In this 1973 talk, Ayn Rand illustrates the role of philosophy in politics and law by analyzing the ideas that led to the Supreme Court’s decisions that year in five “obscenity” cases. Arguing that those decisions “establish[ed] the legal and intellectual base of censorship” in America, Rand warns that the philosophic ideas underlying the decisions are leading to increased government control over every aspect of people’s lives.
An edited version of this talk is available in Philosophy: Who Needs It, a book of essays by Rand. This recording is 87 minutes long, including Q&A.
“National unity” is a bromide often trumpeted by politicians. In this lecture, Ayn Rand inquires into the preconditions of national unity: Can men peacefully coexist under any arbitrary terms — or are certain principles of human association necessary? Rand’s answer is that a nation can remain peacefully unified only if each individual’s life is his own, and the individual’s right to pursue his own happiness is protected against infringement.

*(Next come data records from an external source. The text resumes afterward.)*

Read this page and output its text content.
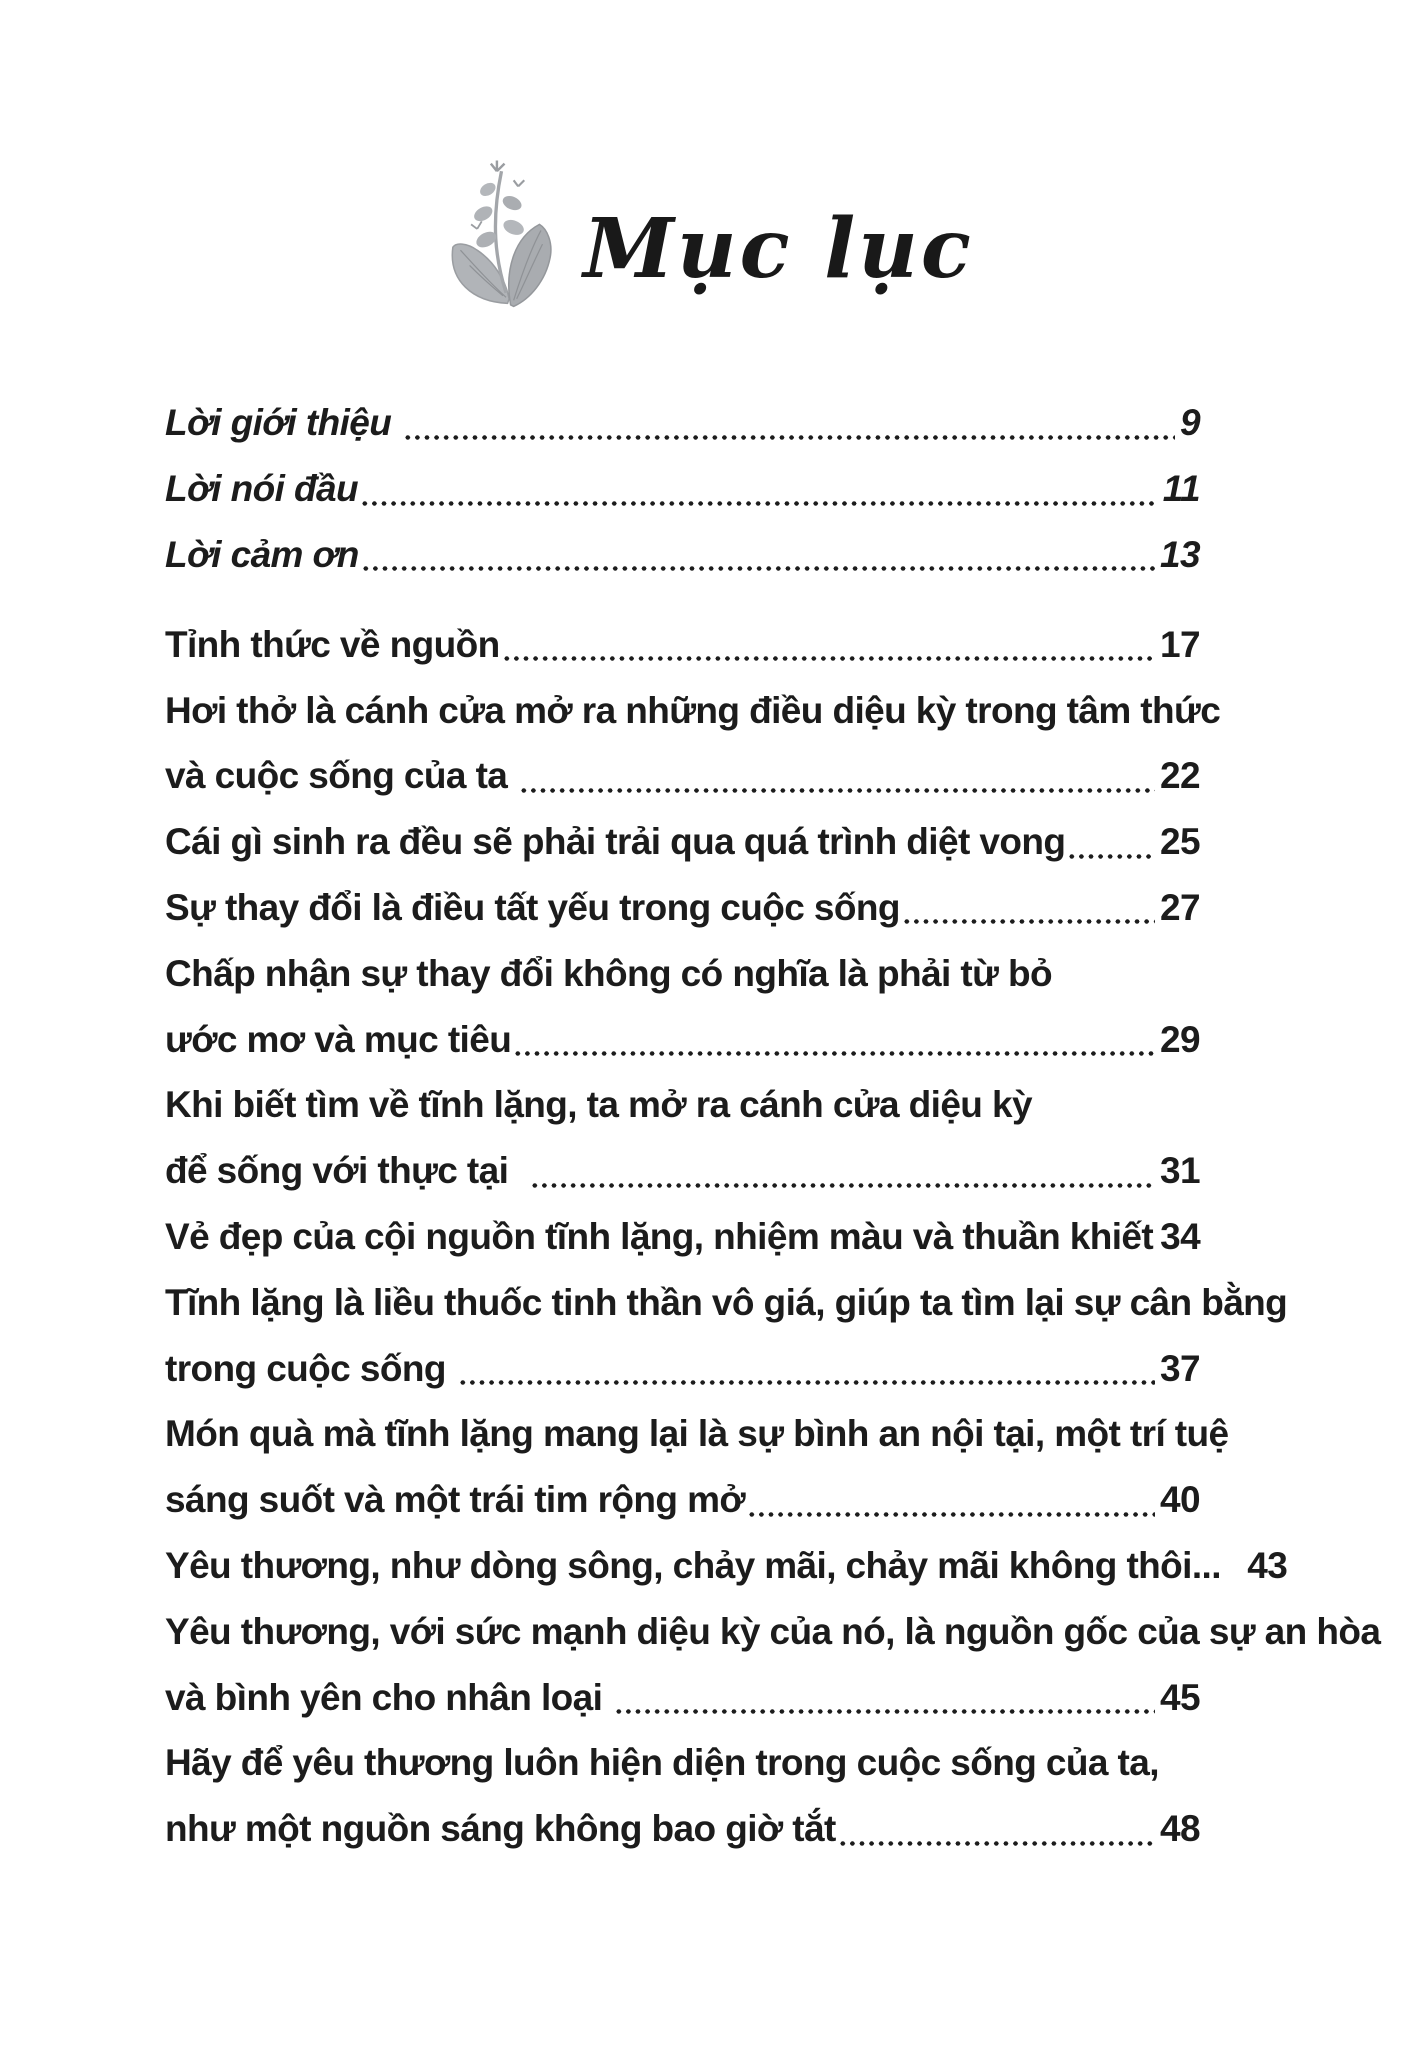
Mục lục
Lời giới thiệu	9
Lời nói đầu	11
Lời cảm ơn	13
Tỉnh thức về nguồn	17
Hơi thở là cánh cửa mở ra những điều diệu kỳ trong tâm thức
và cuộc sống của ta	22
Cái gì sinh ra đều sẽ phải trải qua quá trình diệt vong	25
Sự thay đổi là điều tất yếu trong cuộc sống	27
Chấp nhận sự thay đổi không có nghĩa là phải từ bỏ
ước mơ và mục tiêu	29
Khi biết tìm về tĩnh lặng, ta mở ra cánh cửa diệu kỳ
để sống với thực tại	31
Vẻ đẹp của cội nguồn tĩnh lặng, nhiệm màu và thuần khiết 34
Tĩnh lặng là liều thuốc tinh thần vô giá, giúp ta tìm lại sự cân bằng
trong cuộc sống	37
Món quà mà tĩnh lặng mang lại là sự bình an nội tại, một trí tuệ
sáng suốt và một trái tim rộng mở	40
Yêu thương, như dòng sông, chảy mãi, chảy mãi không thôi... 43
Yêu thương, với sức mạnh diệu kỳ của nó, là nguồn gốc của sự an hòa
và bình yên cho nhân loại	45
Hãy để yêu thương luôn hiện diện trong cuộc sống của ta,
như một nguồn sáng không bao giờ tắt	48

An edited version of this talk is available in The Ayn Rand Letter, a biweekly newsletter published by Rand between 1971 and 1976. This lecture is 58 minutes long.

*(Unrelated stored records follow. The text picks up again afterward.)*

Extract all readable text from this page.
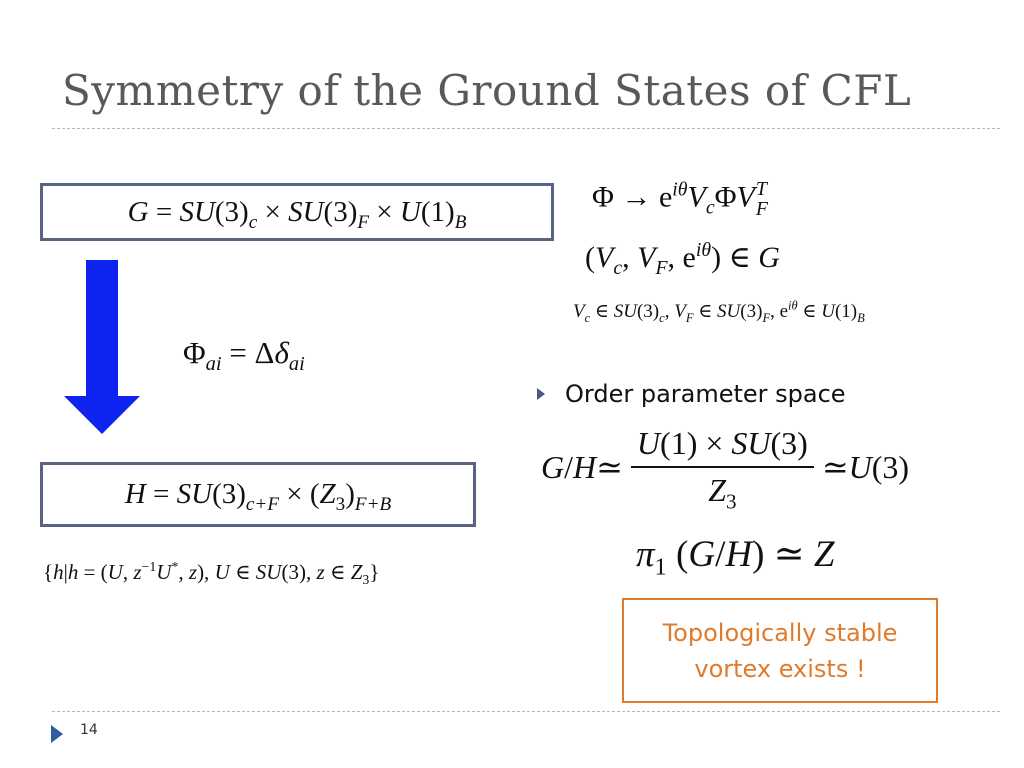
Symmetry of the Ground States of CFL
$G = SU(3)_c \times SU(3)_F \times U(1)_B$
$\Phi_{ai} = \Delta\delta_{ai}$
$H = SU(3)_{c+F} \times (Z_3)_{F+B}$
{h|h = (U, $z^{-1}U^*$, z), U ∈ SU(3), z ∈ $Z_3$}
$\Phi \to e^{i\theta}V_c\Phi V$ T
F
($V_c$, $V_F$, $e^{i\theta}$) ∈ G
$V_c$ ∈ $SU(3)_c$, $V_F$ ∈ $SU(3)_F$, $e^{i\theta}$ ∈ $U(1)_B$
Order parameter space
G / H ≃ $\frac{U(1) \times SU(3)}{Z_3}$ ≃ U (3)
$\pi_1$ (G/H) ≃ Z
Topologically stable
vortex exists !
14
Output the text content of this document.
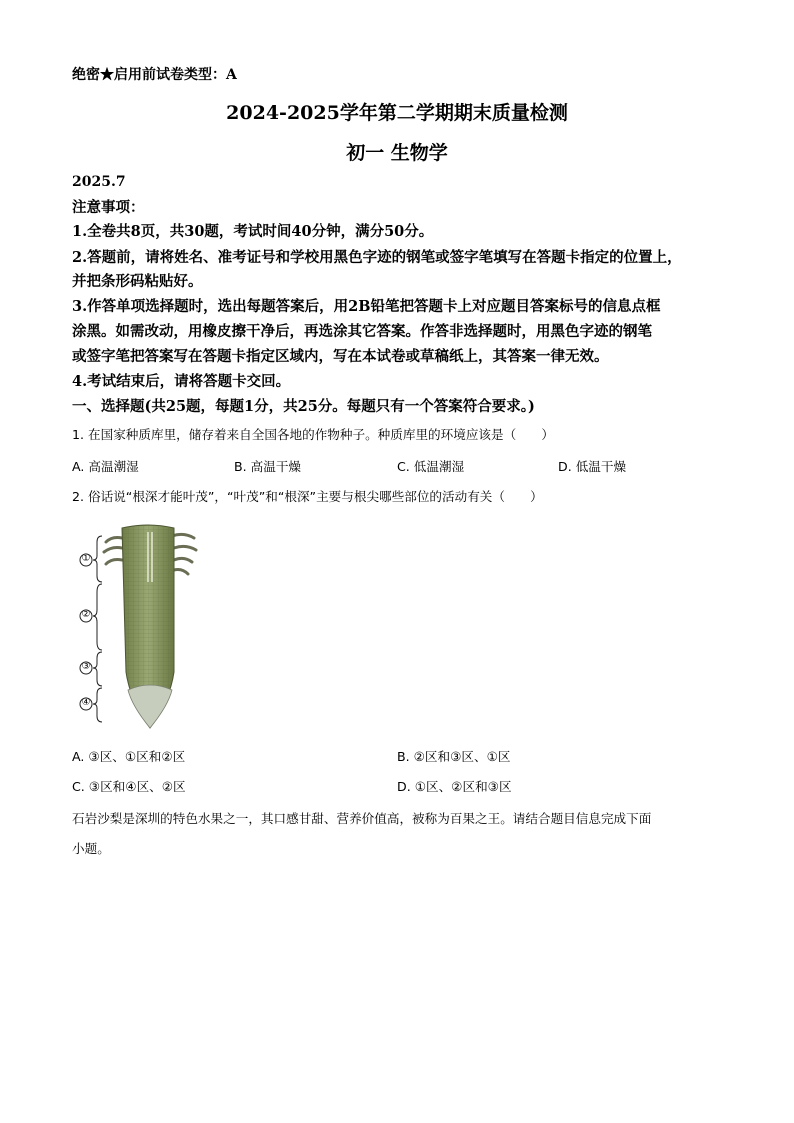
绝密★启用前试卷类型：A
2024-2025学年第二学期期末质量检测
初一 生物学
2025.7
注意事项：
1.全卷共8页，共30题，考试时间40分钟，满分50分。
2.答题前，请将姓名、准考证号和学校用黑色字迹的钢笔或签字笔填写在答题卡指定的位置上，
并把条形码粘贴好。
3.作答单项选择题时，选出每题答案后，用2B铅笔把答题卡上对应题目答案标号的信息点框
涂黑。如需改动，用橡皮擦干净后，再选涂其它答案。作答非选择题时，用黑色字迹的钢笔
或签字笔把答案写在答题卡指定区域内，写在本试卷或草稿纸上，其答案一律无效。
4.考试结束后，请将答题卡交回。
一、选择题(共25题，每题1分，共25分。每题只有一个答案符合要求。)
1. 在国家种质库里，储存着来自全国各地的作物种子。种质库里的环境应该是（　　）
A. 高温潮湿	B. 高温干燥	C. 低温潮湿	D. 低温干燥
2. 俗话说“根深才能叶茂”，“叶茂”和“根深”主要与根尖哪些部位的活动有关（　　）
①
②
③
④
A. ③区、①区和②区	B. ②区和③区、①区
C. ③区和④区、②区	D. ①区、②区和③区
石岩沙梨是深圳的特色水果之一，其口感甘甜、营养价值高，被称为百果之王。请结合题目信息完成下面
小题。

The environmental movement is often seen as a campaign to clean up man’s environment so that we can lead healthy and happy lives. But in early 1971, less than a year after the movement kicked off its first Earth Day celebration, Ayn Rand argued that this was a façade to cover the actual ideology animating the movement.

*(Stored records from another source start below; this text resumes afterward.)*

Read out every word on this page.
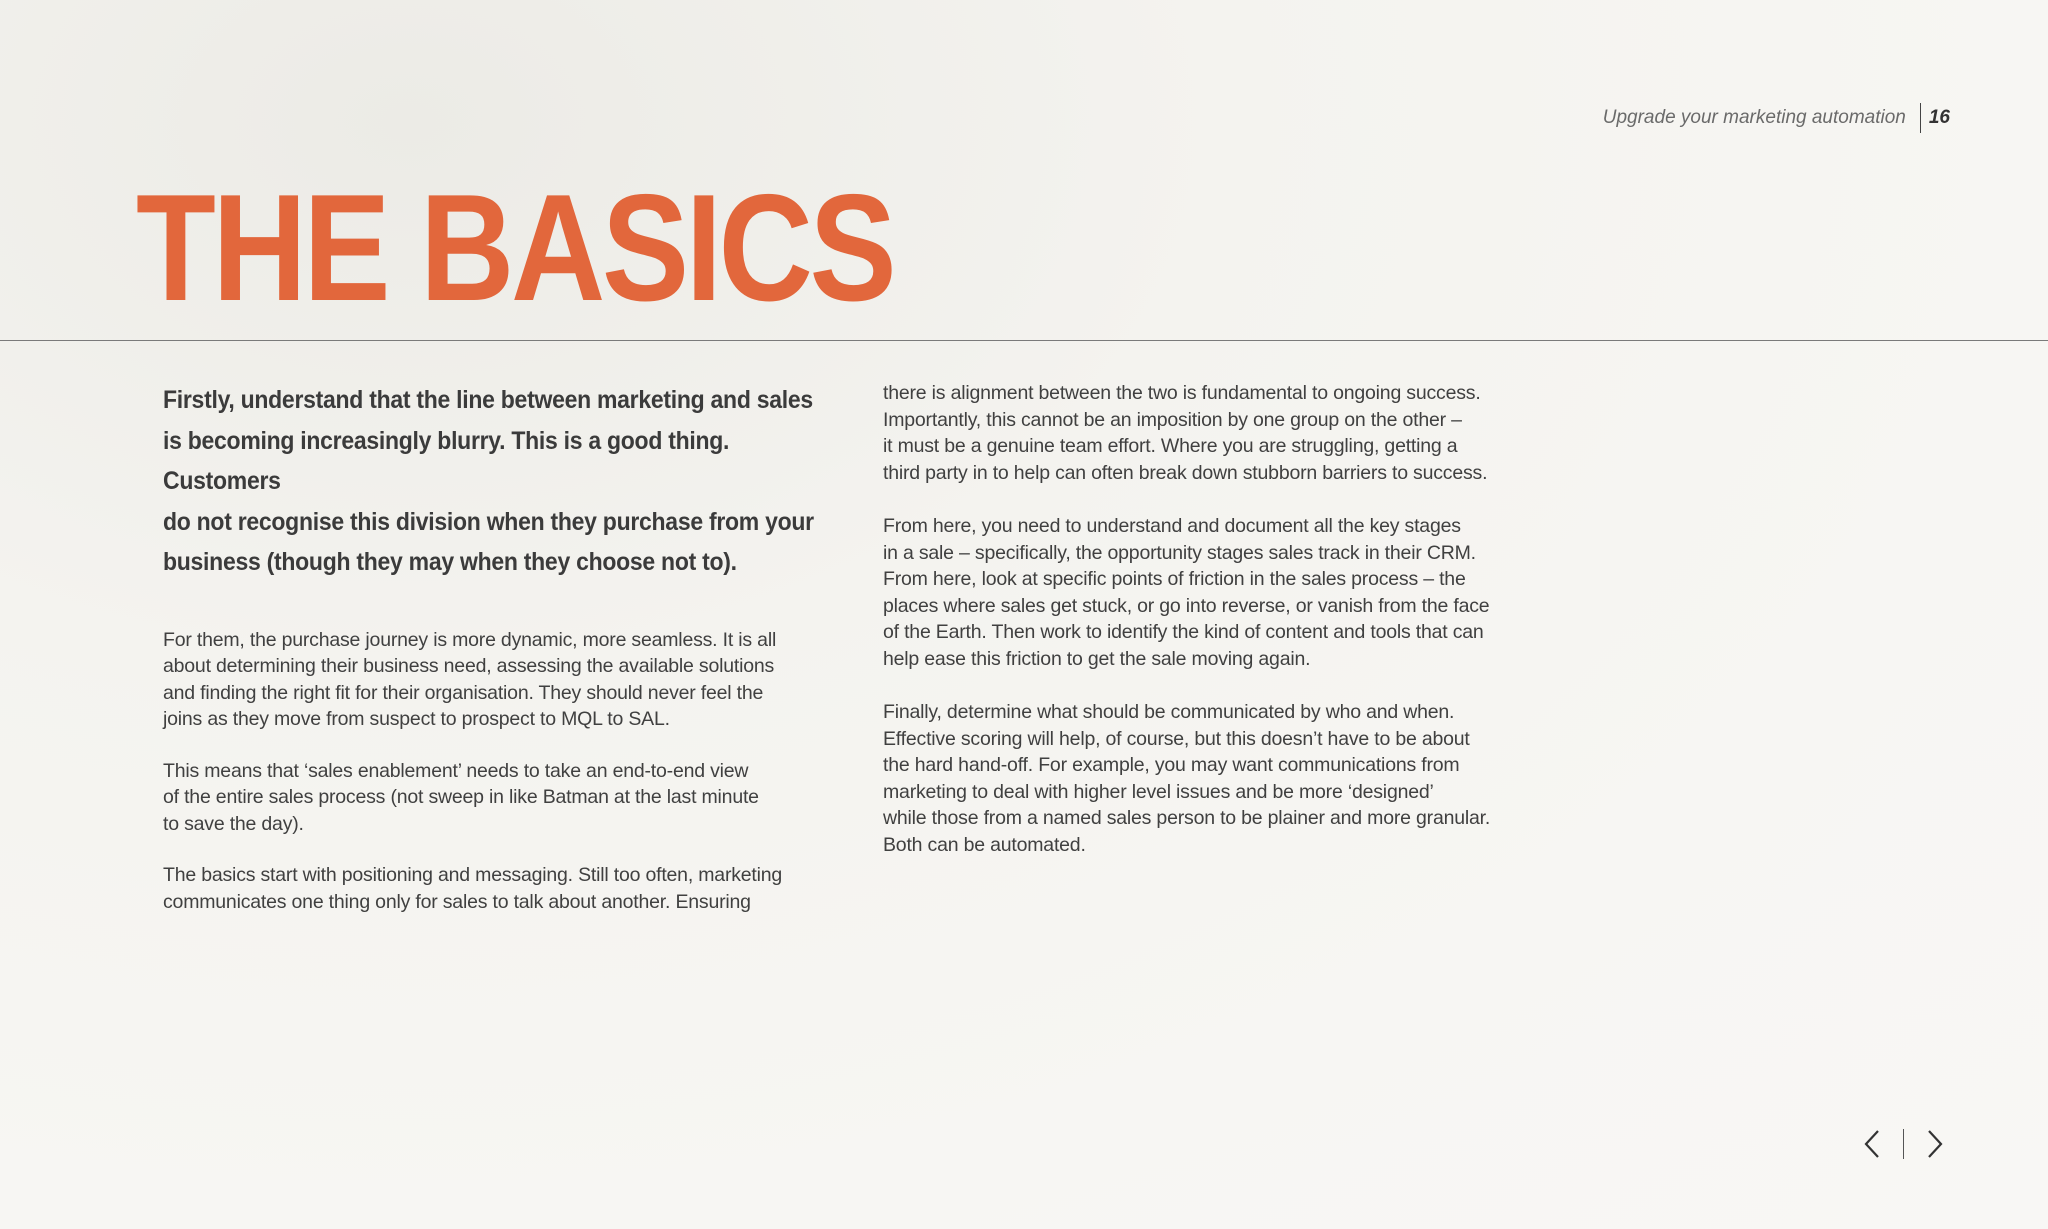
Upgrade your marketing automation	16
THE BASICS
Firstly, understand that the line between marketing and sales
is becoming increasingly blurry. This is a good thing. Customers
do not recognise this division when they purchase from your
business (though they may when they choose not to).

For them, the purchase journey is more dynamic, more seamless. It is all
about determining their business need, assessing the available solutions
and finding the right fit for their organisation. They should never feel the
joins as they move from suspect to prospect to MQL to SAL.

This means that ‘sales enablement’ needs to take an end-to-end view
of the entire sales process (not sweep in like Batman at the last minute
to save the day).

The basics start with positioning and messaging. Still too often, marketing
communicates one thing only for sales to talk about another. Ensuring

there is alignment between the two is fundamental to ongoing success.
Importantly, this cannot be an imposition by one group on the other –
it must be a genuine team effort. Where you are struggling, getting a
third party in to help can often break down stubborn barriers to success.

From here, you need to understand and document all the key stages
in a sale – specifically, the opportunity stages sales track in their CRM.
From here, look at specific points of friction in the sales process – the
places where sales get stuck, or go into reverse, or vanish from the face
of the Earth. Then work to identify the kind of content and tools that can
help ease this friction to get the sale moving again.

Finally, determine what should be communicated by who and when.
Effective scoring will help, of course, but this doesn’t have to be about
the hard hand-off. For example, you may want communications from
marketing to deal with higher level issues and be more ‘designed’
while those from a named sales person to be plainer and more granular.
Both can be automated.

In her analysis, the leaders of the environmental movement are motivated not by a genuine concern for human life, but by hatred — hatred for technology, for man and for man’s basic tool of survival, his mind. Obviously these are strong claims, but in her lengthy essay “The Anti-Industrial Revolution,” Rand explains her viewpoint with compelling evidence and locates the movement within a long line of attacks on capitalism and freedom. (This essay can be found in Return of the Primitive.)
ARI maintains that it is vital to oppose the antihuman ideology of environmentalism and to uphold the indispensible values of reason, science, technology, industrialization and laissez-faire capitalism — cornerstones of the environment in which individual human beings flourish.
Rand’s essay “The Anti-Industrial Revolution” originated as a lecture given at the Ford Hall Forum in 1970. Below is the recording of that lecture.
In this 1971 lecture delivered at Boston’s Ford Hall Forum, Ayn Rand examines President Nixon’s imposition of a nationwide wage and price freeze aimed at curbing rapid inflation. Drawing her title from a chapter in Atlas Shrugged, Rand outlines the perils of policies that stifle innovation and the contradiction of trying to revive a nation’s economy by strait-jacketing the only people who can revive it.
An edited version of this talk is available in The Ayn Rand Letter, a biweekly newsletter published by Rand between 1971 and 1976. This lecture is 52 minutes long.
“On July 16, 1969, one million people, from all over the country, converged on Cape Kennedy, Florida, to witness the launching of Apollo 11 that carried astronauts to the moon. On August 15, 300,000 people, from all over the country, converged on Bethel, New York, near the town of Woodstock, to witness a rock music festival. These two events were news, not philosophical theory. . . . But if one cares to understand the meaning of these two events — to grasp their roots and their consequences — one will understand the power of philosophy.”
Thus begins Ayn Rand’s 1969 Ford Hall Forum lecture analyzing the cultural significance of the Apollo 11 moon mission and the Woodstock rock festival — two newsworthy events from that summer.
Using the Greek gods Apollo and Dionysus as symbols of two complex philosophical issues — reason and irrational emotion — Rand argues that Apollo 11 and Woodstock are “perfect, fiction-like dramatizations of these abstract symbols.” Analyzing the mindsets of participants, commentators and spectators based on news stories, interviews, commentary and eye-witness accounts of the two events (Rand was present at the Apollo 11 launch as an invited guest of NASA), she explains the events’ meaning by reference to the deep philosophic principles at work, along with their consequences.